Democrats to introduce sweeping police misconduct and racial bias reform bill

Oliver O'Connell
Standing near a statue of Frederick Douglass, Senator Kamala Harris, left, Senate Minority Leader Chuck Schumer, centre, and Senator Cory Booker, right, pause during a prayer on Capitol Hill on Thursday: AP Photo/Susan Walsh

Congressional Democrats are set to unveil sweeping legislation intended to address elements of police misconduct and racial bias following the killing of George Floyd in police custody along with the deaths of other people of colour at the hands of law enforcement.

The proposed bill — currently called The Justice in Policing Act of 2020 — would make it easier to prosecute police misconduct and recover damages from officers found to have violated the constitutional rights of civilians.

Crucially, the bill will also increase pressure on the Justice Department to address systemic racial discrimination by law enforcement, The New York Times reports, having obtained a copy of a summary of the bill being circulated on Capitol Hill.

Sponsoring the bill are California’s Karen Bass, the chairwoman of the Congressional Black Caucus, which took the lead on drafting the legislation; Jerry Nadler of New York, chairman of the House Judiciary Committee; Senator Cory Booker of New Jersey; and Senator Kamala Harris of California.

It is believed that the four will introduce the legislation on Monday.

The bill would require state and local governments to introduce mandatory anti-bias training among other non-discrimination programmes.

A national register of police misconduct would be created and a ban on chokeholds and other practices that have led to deaths would be implemented.

The legislation also proposes federal standards on the use of force to make it a last resort rather than a question of reasonable use, with a focus instead on de-escalation.

The thrust of the changes to misconduct rules would see a shift from it being a crime for a police officer to “willfully” violate a person’s constitutional rights and instead doing so “knowingly or with reckless disregard”.

There would also be changes to qualified immunity rules that stop individual officers being held legally liable for damages from those whose rights they have violated.

Federal officers will be required to use body and dashboard cameras and states would be mandated to use federal funds to “ensure” their use. Also proposed is a limit on military weaponry being deployed by state and local law enforcement.
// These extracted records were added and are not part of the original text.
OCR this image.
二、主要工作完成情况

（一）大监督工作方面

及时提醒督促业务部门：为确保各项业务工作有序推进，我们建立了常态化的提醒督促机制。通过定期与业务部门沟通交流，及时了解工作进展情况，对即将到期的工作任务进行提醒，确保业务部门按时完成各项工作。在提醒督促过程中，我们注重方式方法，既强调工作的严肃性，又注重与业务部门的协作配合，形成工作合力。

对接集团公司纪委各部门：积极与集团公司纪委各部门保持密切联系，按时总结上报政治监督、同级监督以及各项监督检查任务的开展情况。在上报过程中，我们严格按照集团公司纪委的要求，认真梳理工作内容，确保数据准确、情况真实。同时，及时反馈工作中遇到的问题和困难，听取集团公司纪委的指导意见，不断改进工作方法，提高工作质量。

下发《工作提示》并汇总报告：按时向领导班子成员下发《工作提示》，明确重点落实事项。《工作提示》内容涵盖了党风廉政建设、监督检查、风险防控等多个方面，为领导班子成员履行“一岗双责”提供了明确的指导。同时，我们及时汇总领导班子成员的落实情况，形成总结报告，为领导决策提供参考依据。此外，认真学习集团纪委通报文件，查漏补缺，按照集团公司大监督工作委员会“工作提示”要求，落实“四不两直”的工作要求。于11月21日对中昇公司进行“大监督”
A ban on “no-knock warrants” in drug cases is also included in the bill, in light of the death of Breonna Taylor, who was shot and killed in her Louisville home during a police raid in March.

New powers would be given to Justice Department investigators, and state attorneys general would be incentivised to conduct investigations of police violations of the constitution.

A provision making lynching a federal hate crime would also be included — a current proposal is being held up in the Senate by Rand Paul.

As policing is largely managed at the local level, there are limits to what changes can be achieved by DC lawmakers.

An email to colleagues from the Senate and House Democrats that authored the bill reads: “Persistent, unchecked bias in policing and a history of lack of accountability is wreaking havoc on the black community.”

“Cities are literally on fire with the pain and anguish wrought by the violence visited upon black and brown bodies,” it continues.

“While there is no single policy prescription that will erase the decades of systemic racism and excessive policing - it’s time we create structural change with meaningful reforms.”

The final text of the bill, and even its name, are still being worked on this weekend.

While any final proposal should easily pass the Democrat-controlled House, prospects in the Senate are less clear and could involve a compromise with Republicans leading to more limited changes.

Republican Senator Kevin McCarthy of California has said that the party will work with Democrats on the legislation. It is unclear what the response from President Trump will be, given his hard line on law and order.

Nevertheless, the proposal is one of the most ambitious reforms of law enforcement ever proposed.